Deputy Economy Minister Christos Pachtas submitted his resignation to Prime Minister Costas Simitis yesterday and it was accepted, Simitis’s spokesman, Telemachos Hytiris said. Pachtas was condemned by his superior, Economy and Finance Minister Nikos Christodoulakis, on Thursday, when the latter learned that his deputy had passed a controversial amendment through Parliament the previous night. The amendment allowed a technical company to build 5,000 units for tourists on the Halkidiki peninsula, Pachtas’s constituency. Christodoulakis said he would pass another amendment scrapping the one passed by Pachtas. George Papandreou, who is running for election as PASOK’s leader next month, demanded an explanation from the party’s general secretary, Michalis Chrysochoidis.

IKA ACTION

Management calls on doctors to cancel five-day strike deemed illegal, abusive

The Social Security Foundation (IKA) management yesterday asked IKA doctors to call off a five-day strike due to begin Monday after an Athens court deemed the planned action illegal and abusive of their positions. There was no response to the appeal from doctors, who are demanding permanent employment for around 5,000 colleagues on contracts.

ELA

Separate trial for utility blasts

A suspected member of the Revolutionary Popular Struggle (ELA) group yesterday appeared before an investigating magistrate in connection with eight blasts on public utilities allegedly carried out by the group between 1986 and 1987. The case of the eight blasts will be tried separately from other alleged ELA activities because attacks on the targets, as state utilities, fall under the 20-year rather than 15-year statute of limitations. In addition to Christos Tsigaridas, another suspected ELA member, Michalis Kasimis, is to testify next Friday with respect to the eight blasts.
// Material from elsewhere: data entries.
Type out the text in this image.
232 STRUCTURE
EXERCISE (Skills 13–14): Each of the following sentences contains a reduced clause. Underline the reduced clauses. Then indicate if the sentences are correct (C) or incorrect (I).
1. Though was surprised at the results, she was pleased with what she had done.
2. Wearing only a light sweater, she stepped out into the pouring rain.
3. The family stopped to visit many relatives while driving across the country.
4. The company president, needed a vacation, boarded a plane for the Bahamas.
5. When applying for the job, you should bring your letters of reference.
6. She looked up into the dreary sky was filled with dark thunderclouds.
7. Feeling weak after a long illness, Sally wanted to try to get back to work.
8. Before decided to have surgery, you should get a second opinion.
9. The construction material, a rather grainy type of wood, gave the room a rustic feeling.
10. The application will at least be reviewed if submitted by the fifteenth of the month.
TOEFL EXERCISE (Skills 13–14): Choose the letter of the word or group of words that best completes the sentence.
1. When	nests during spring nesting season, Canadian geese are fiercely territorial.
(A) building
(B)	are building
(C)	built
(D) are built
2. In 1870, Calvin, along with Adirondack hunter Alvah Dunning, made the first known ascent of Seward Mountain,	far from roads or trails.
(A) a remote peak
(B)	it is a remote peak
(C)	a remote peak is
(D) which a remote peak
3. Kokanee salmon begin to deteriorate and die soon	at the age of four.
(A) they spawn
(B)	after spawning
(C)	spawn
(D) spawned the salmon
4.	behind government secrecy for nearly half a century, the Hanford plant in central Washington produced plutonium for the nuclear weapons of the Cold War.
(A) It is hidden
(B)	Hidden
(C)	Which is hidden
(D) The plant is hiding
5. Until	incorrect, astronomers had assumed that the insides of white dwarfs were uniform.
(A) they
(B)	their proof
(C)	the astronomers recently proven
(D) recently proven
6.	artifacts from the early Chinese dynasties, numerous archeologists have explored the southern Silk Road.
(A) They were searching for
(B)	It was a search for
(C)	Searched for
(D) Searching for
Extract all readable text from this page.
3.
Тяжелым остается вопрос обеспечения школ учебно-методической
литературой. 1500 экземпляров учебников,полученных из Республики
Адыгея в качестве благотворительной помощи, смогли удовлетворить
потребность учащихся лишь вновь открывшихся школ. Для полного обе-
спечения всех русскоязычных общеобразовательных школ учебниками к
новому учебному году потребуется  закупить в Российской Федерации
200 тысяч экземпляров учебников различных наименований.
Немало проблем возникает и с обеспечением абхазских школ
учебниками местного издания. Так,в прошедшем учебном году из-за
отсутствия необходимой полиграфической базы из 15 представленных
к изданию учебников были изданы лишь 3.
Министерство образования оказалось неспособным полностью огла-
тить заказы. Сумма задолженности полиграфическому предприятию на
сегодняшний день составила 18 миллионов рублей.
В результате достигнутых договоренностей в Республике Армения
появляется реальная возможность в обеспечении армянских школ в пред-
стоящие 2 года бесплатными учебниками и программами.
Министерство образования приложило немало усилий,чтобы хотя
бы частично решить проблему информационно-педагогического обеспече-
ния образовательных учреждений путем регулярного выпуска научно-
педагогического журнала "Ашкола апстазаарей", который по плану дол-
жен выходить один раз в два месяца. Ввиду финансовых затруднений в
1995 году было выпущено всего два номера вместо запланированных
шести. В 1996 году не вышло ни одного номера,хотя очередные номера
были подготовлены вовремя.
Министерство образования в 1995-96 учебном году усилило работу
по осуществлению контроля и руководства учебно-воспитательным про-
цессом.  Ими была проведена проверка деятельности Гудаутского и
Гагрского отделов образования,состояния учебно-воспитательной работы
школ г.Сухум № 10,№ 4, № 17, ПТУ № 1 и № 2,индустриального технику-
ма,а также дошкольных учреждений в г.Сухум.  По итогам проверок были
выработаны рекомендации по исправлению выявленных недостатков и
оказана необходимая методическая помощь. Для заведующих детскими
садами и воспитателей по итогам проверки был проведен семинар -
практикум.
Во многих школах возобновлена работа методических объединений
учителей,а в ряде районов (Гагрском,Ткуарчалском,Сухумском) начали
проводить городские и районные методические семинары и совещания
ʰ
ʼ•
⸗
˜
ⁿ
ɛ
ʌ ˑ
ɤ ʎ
Jailed suspects Angelatos Kanas and Irene Athanassaki will testify on Thursday.

Iraq aid

Deputy Foreign Minister Andreas Loverdos is due to receive 8-year-old Bakir Ali Hussein, an Iraqi boy at Neo Faliron’s Metropolitan hospital this afternoon. The boy was injured in the head by a bullet during the war.

El Greco

A lawsuit filed in Manhattan’s State Supreme Court on Wednesday by a Swiss resident — according to which the only El Greco painting to be displayed on Crete had been looted from Hungary by the Nazis — is groundless, a senior official at New York’s Metropolitan Museum said on Thursday, according to an Associated Press report. “This painting was not looted by the Nazis at all,” Harold Holzer reportedly said. “It was taken by the Soviets and sold back to the (Hungarian Hatvany) family which kept it until they sold it,” he added. The painting is now back in Crete.

Campaigning

Opposition New Democracy leader Costas Karamanlis is due to visit Crete today. Foreign Minister and PASOK chairman-in-waiting George Papandreou will tour western and northwestern Greece, starting at Antirio and including visits to Mesolongi, Agrinio, Amphilochia, Arta, Preveza and Lefkada.

Salonica blast

Three homemade gas-canister bombs, placed under a parked car belonging to Hellenic Post in Thessaloniki’s Kato Toumba district, caused extensive damage to the vehicle when they detonated shortly before 3 a.m. yesterday. Three previous blasts were at local churches last Wednesday.

New jail

Justice Minister Philippos Petsalnikos yesterday laid the foundation stone for a new detention center in the central town of Domokos. The jail will accommodate 280 inmates when it is ready in 2006, according to Petsalnikos, who said 23.5 million euros had been set aside for the project. He also announced that new jails would be built in Neapoli, Crete and Viotia.

Tram works

There will be traffic disruptions in the Athenian district of Nea Smyrni from today and for about another three weeks due to tramway works. The section of Aghia Foteini Street between Eleftheriou Venizelou Street and Vas. Constantinou Square will be closed off.